Liebe Eilige, nicht Verweilende. Ob die öffentlich Bekundung des Protests zum Erfolg führen wird, das ist und bleibt offen. Alle hier wissen um die begrenzte Wirkung ihres Tuns. Aber diese hier und ich mit ihnen glauben, dass umfassendste Planungen und Berechnungen nicht ausreichen, das Schicksal bzw. die Entwicklung einer Gesellschaft zu steuern, zu lenken oder gar zu gestalten.
Das Unverfügbare lässt sich nicht berechnen und auch nicht beherrschen, das merken doch schon die, die meinen, man könnte die Natur rechnerisch in den Griff bekommen.
Die werden noch ihre quellenden Wunder erleben, wie auch ihre Berechnungen noch ganz schön ins Erdrutschen kommen werden.
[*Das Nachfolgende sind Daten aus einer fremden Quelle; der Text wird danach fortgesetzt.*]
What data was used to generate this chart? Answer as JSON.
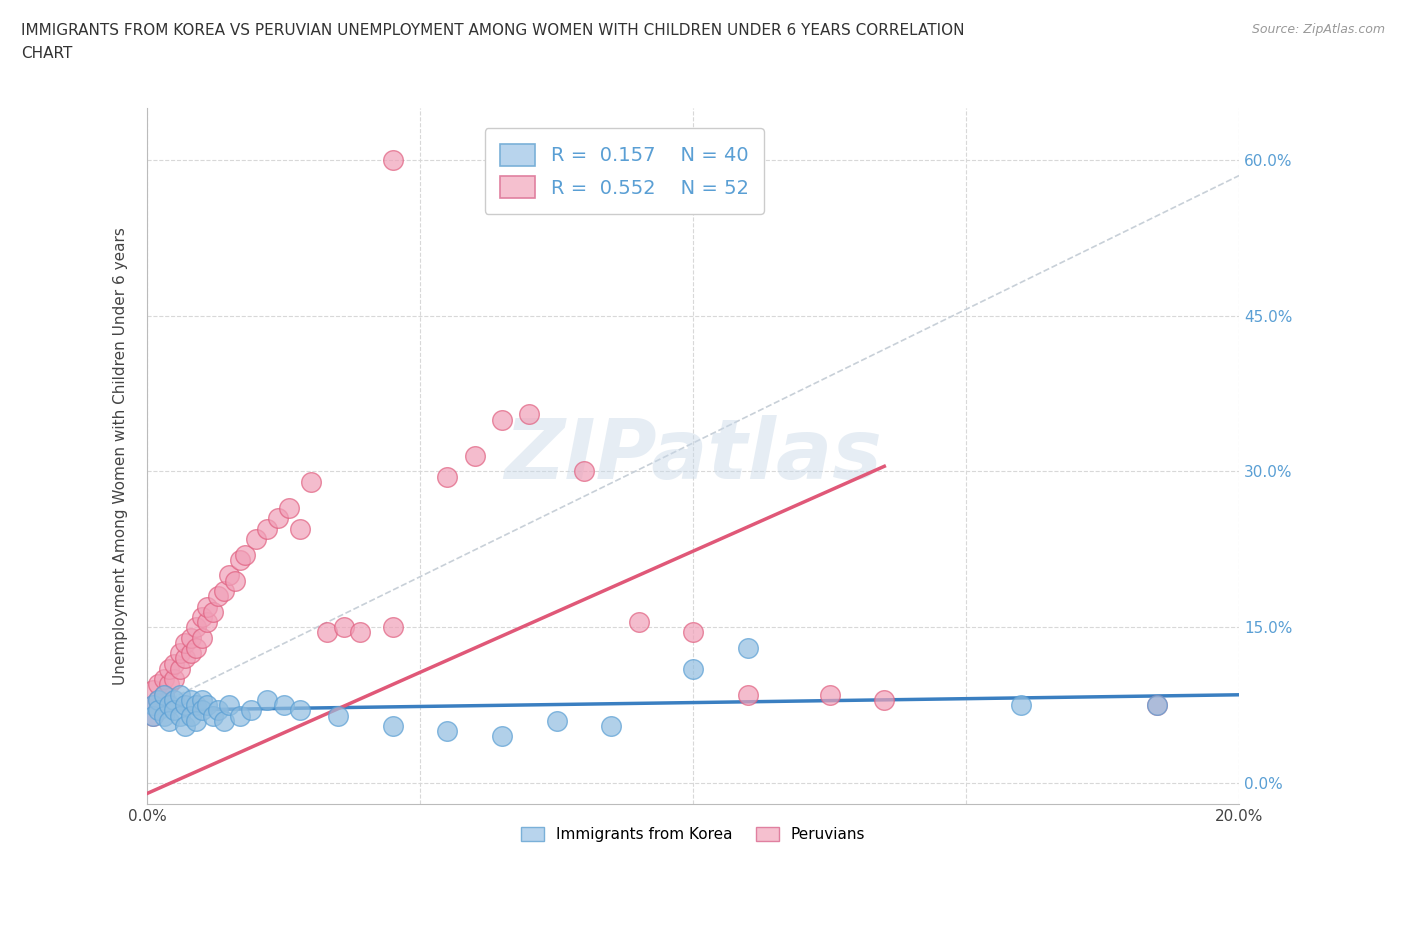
{
  "title_line1": "IMMIGRANTS FROM KOREA VS PERUVIAN UNEMPLOYMENT AMONG WOMEN WITH CHILDREN UNDER 6 YEARS CORRELATION",
  "title_line2": "CHART",
  "source": "Source: ZipAtlas.com",
  "ylabel": "Unemployment Among Women with Children Under 6 years",
  "xlim": [
    0.0,
    0.2
  ],
  "ylim": [
    -0.02,
    0.65
  ],
  "yticks": [
    0.0,
    0.15,
    0.3,
    0.45,
    0.6
  ],
  "xticks": [
    0.0,
    0.05,
    0.1,
    0.15,
    0.2
  ],
  "xtick_labels": [
    "0.0%",
    "",
    "",
    "",
    "20.0%"
  ],
  "ytick_labels_right": [
    "0.0%",
    "15.0%",
    "30.0%",
    "45.0%",
    "60.0%"
  ],
  "watermark": "ZIPatlas",
  "korea_color": "#90bde0",
  "korea_edge_color": "#5a9fd4",
  "peru_color": "#f0a0b8",
  "peru_edge_color": "#e06080",
  "korea_line_color": "#3a7fc1",
  "peru_line_color": "#e05878",
  "dash_line_color": "#c8d0d8",
  "background_color": "#ffffff",
  "grid_color": "#d8d8d8",
  "right_axis_color": "#5a9fd4",
  "korea_x": [
    0.001,
    0.001,
    0.002,
    0.002,
    0.003,
    0.003,
    0.004,
    0.004,
    0.005,
    0.005,
    0.006,
    0.006,
    0.007,
    0.007,
    0.008,
    0.008,
    0.009,
    0.009,
    0.01,
    0.01,
    0.011,
    0.012,
    0.013,
    0.014,
    0.015,
    0.017,
    0.019,
    0.022,
    0.025,
    0.028,
    0.035,
    0.045,
    0.055,
    0.065,
    0.075,
    0.085,
    0.1,
    0.11,
    0.16,
    0.185
  ],
  "korea_y": [
    0.075,
    0.065,
    0.08,
    0.07,
    0.085,
    0.065,
    0.075,
    0.06,
    0.08,
    0.07,
    0.085,
    0.065,
    0.075,
    0.055,
    0.08,
    0.065,
    0.075,
    0.06,
    0.08,
    0.07,
    0.075,
    0.065,
    0.07,
    0.06,
    0.075,
    0.065,
    0.07,
    0.08,
    0.075,
    0.07,
    0.065,
    0.055,
    0.05,
    0.045,
    0.06,
    0.055,
    0.11,
    0.13,
    0.075,
    0.075
  ],
  "peru_x": [
    0.001,
    0.001,
    0.001,
    0.002,
    0.002,
    0.003,
    0.003,
    0.004,
    0.004,
    0.005,
    0.005,
    0.006,
    0.006,
    0.007,
    0.007,
    0.008,
    0.008,
    0.009,
    0.009,
    0.01,
    0.01,
    0.011,
    0.011,
    0.012,
    0.013,
    0.014,
    0.015,
    0.016,
    0.017,
    0.018,
    0.02,
    0.022,
    0.024,
    0.026,
    0.028,
    0.03,
    0.033,
    0.036,
    0.039,
    0.045,
    0.045,
    0.055,
    0.06,
    0.065,
    0.07,
    0.08,
    0.09,
    0.1,
    0.11,
    0.125,
    0.135,
    0.185
  ],
  "peru_y": [
    0.065,
    0.075,
    0.09,
    0.08,
    0.095,
    0.085,
    0.1,
    0.095,
    0.11,
    0.1,
    0.115,
    0.11,
    0.125,
    0.12,
    0.135,
    0.125,
    0.14,
    0.13,
    0.15,
    0.14,
    0.16,
    0.155,
    0.17,
    0.165,
    0.18,
    0.185,
    0.2,
    0.195,
    0.215,
    0.22,
    0.235,
    0.245,
    0.255,
    0.265,
    0.245,
    0.29,
    0.145,
    0.15,
    0.145,
    0.6,
    0.15,
    0.295,
    0.315,
    0.35,
    0.355,
    0.3,
    0.155,
    0.145,
    0.085,
    0.085,
    0.08,
    0.075
  ],
  "korea_trend": [
    0.0,
    0.2,
    0.07,
    0.085
  ],
  "peru_trend": [
    0.0,
    0.135,
    -0.01,
    0.305
  ],
  "dash_trend": [
    0.0,
    0.2,
    0.07,
    0.585
  ]
}
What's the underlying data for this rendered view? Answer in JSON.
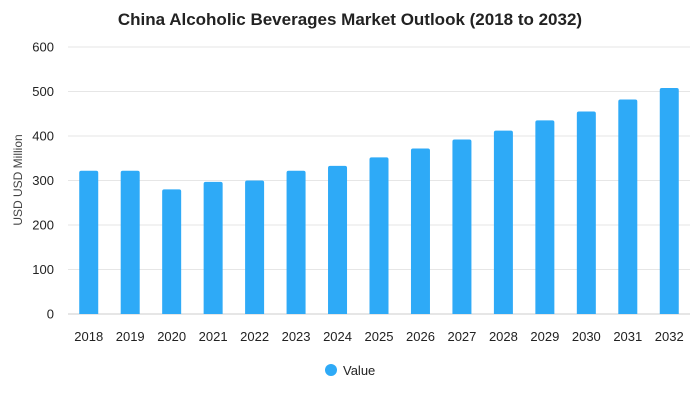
{
  "chart_data": {
    "type": "bar",
    "title": "China Alcoholic Beverages Market Outlook (2018 to 2032)",
    "xlabel": "",
    "ylabel": "USD USD Million",
    "ylim": [
      0,
      600
    ],
    "yticks": [
      0,
      100,
      200,
      300,
      400,
      500,
      600
    ],
    "grid": true,
    "legend_position": "bottom",
    "categories": [
      "2018",
      "2019",
      "2020",
      "2021",
      "2022",
      "2023",
      "2024",
      "2025",
      "2026",
      "2027",
      "2028",
      "2029",
      "2030",
      "2031",
      "2032"
    ],
    "series": [
      {
        "name": "Value",
        "color": "#2eaaf7",
        "values": [
          322,
          322,
          280,
          297,
          300,
          322,
          333,
          352,
          372,
          392,
          412,
          435,
          455,
          482,
          508
        ]
      }
    ]
  }
}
Die, die den Bahnbetrieb nur aus der Simulationsperspektive kennen, die werden stauen, wie bockig eine Bahnhof werden kann, wenn er mit Gleisneigungen gequält wird, die schon nicht mehr mit „abenteuerlich“, sondern nur noch mit dem Attribut „kriminell“ bezeichnet werden können.

Man darf keine Bahnhöfe bauen, in denen die Gleisneigung so groß ist, dass keine Fahrtrichtungswechsel, Verstärkungen Schwächungen, Lokwechsel, Bremsproben, keine gegen­läufigen Doppelbelegungen mehr durchgeführt werden dürfen – also all das, was ein Eisenbahnbetrieb erfordert, wenn er aus der Perspektive der Reisenden und der Eisenbahner gedacht und gemacht werden soll.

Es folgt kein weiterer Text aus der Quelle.